47: The 6/4 Chord
The 6/4 is much more restricted than the 6, or the completely
free root position chord because it creates an instability. Several articles
ago, I mentioned that the perfect fourth can be a dissonance in certain situations
against the bass, in that it wants to resolve by falling a half step into a
major third, despite the fact that, classically, perfect fourths are consonant
since they’re perfect.
The 6/4 therefore, as Dr.
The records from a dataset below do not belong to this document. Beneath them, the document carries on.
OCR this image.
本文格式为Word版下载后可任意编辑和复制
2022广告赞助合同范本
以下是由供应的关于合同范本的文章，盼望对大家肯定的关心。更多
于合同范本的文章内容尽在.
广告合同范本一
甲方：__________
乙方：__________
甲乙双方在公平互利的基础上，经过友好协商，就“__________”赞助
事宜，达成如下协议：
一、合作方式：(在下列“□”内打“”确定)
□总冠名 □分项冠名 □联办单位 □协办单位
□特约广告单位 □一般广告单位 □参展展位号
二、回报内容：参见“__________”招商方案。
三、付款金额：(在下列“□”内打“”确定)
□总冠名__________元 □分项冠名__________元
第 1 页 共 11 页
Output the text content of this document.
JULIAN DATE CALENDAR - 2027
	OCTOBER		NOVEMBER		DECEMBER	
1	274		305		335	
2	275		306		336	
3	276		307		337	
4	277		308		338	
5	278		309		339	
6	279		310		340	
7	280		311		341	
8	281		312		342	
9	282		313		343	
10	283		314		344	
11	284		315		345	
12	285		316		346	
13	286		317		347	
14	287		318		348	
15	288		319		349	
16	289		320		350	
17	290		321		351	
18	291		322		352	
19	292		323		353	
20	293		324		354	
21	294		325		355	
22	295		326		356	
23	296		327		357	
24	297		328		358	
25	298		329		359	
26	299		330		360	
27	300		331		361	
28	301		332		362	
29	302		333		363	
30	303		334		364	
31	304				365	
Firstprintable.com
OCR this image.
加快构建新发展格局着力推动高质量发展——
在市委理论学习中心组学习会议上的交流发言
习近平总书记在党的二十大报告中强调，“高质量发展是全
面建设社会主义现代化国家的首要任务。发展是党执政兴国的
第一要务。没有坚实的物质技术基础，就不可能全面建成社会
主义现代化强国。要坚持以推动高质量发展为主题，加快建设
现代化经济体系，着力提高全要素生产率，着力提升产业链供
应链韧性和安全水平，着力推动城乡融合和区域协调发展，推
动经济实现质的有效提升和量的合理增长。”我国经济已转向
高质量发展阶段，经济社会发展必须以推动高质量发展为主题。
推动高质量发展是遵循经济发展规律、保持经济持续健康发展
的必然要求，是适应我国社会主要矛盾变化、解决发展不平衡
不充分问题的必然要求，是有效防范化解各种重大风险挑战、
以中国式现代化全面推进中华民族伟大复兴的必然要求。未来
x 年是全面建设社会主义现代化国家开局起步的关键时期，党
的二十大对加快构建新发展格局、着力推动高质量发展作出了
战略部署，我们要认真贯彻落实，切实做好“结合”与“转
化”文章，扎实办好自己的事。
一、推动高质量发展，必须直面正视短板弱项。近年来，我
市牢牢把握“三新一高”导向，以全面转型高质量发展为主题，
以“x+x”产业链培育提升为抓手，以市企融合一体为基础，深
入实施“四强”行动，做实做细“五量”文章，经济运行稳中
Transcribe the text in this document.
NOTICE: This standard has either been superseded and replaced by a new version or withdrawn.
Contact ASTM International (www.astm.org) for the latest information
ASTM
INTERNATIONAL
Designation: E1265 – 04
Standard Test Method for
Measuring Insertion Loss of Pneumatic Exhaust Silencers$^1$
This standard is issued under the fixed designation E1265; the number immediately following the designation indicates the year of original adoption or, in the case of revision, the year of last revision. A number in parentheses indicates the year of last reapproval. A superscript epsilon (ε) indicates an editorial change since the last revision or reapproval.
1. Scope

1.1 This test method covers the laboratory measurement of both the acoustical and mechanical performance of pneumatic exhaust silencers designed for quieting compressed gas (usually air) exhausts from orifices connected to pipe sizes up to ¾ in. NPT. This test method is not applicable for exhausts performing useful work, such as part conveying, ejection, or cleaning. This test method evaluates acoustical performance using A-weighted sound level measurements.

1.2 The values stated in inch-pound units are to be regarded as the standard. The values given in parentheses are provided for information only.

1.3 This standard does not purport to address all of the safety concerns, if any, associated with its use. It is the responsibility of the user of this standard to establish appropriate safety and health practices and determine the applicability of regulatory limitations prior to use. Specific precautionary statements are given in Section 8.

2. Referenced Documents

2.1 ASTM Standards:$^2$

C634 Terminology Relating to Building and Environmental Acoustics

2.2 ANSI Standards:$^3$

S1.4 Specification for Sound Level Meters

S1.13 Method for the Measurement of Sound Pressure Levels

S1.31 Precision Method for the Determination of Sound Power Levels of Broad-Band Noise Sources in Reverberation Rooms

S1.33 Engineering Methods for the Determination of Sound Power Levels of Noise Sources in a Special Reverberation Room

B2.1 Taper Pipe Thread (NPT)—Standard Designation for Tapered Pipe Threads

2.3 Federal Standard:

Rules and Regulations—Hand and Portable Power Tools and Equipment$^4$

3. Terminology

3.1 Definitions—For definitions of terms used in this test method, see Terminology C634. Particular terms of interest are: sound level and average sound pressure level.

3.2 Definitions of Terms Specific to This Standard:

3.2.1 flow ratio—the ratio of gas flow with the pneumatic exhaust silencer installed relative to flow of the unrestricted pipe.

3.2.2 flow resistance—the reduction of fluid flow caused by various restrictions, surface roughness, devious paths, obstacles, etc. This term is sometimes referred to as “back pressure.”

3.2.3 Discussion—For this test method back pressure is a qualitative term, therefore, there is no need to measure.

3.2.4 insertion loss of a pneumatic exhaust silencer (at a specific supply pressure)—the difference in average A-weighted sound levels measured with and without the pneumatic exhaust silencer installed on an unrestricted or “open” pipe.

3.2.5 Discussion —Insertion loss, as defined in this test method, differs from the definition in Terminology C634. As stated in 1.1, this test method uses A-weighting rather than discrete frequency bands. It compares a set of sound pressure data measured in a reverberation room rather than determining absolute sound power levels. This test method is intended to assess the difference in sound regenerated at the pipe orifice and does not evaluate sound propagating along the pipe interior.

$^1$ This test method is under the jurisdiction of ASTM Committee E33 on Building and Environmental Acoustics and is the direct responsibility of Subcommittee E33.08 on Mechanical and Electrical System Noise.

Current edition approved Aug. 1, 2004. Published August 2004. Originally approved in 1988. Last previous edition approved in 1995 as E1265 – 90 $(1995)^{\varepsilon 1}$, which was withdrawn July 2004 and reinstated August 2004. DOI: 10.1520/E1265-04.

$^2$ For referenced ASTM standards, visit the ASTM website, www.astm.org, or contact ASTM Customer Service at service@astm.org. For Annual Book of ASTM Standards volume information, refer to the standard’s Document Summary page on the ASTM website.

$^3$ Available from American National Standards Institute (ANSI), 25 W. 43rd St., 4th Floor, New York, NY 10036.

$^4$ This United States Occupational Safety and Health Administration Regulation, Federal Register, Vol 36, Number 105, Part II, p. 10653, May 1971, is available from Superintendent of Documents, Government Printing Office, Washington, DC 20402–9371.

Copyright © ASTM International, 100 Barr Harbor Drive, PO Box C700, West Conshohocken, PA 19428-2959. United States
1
Perry Holbrook (my high school orchestra director and
theory teacher) put it, requires a special license before you can use it, and
that license will be granted on a case-by-case basis in only one of 3
situations.
1.
A passing 6/4 is allowed as long as no other
rules are broken by including it, and as long as there is movement into and out
of it by chords that aren’t 6/4, and the movement out of it resolves anything
that needs to be resolved correctly
2.
A pedal 6/4 is allowed as long as you don’t come
into the pedal by rising or falling by a tritone (or exit that way), or ever have
a sustained tritone against the pedal (a passing tritone is OK), or break any
other rules
3.
A cadential 6/4 is allowed if you use a I6/4 to
set up a V(7) to set up a I
6/4s naturally have the instability of the fourth built into
them—they naturally want the fourth to resolve down to a third (and if it did,
you would go, for example, from I6/4 to iii6)—which is why they were used so
sparingly, only in these 3 cases and not willy-nilly like root position chords
or first inversion chords that act like root position chords, but just sound a
little less forceful.
Unless you can (correctly) point to which of these 3 reasons
allows you to use it, stay away from the 6/4 chord, or your part-writing will
very soon become a mess that you’ll need to untangle—the opposite of how
Baroque bass parts in chorales, or continuo parts there and elsewhere, were
written. 6/4s used correctly, however, can make an otherwise generic-sounding
bassline much more interesting, so use them wisely but have fun!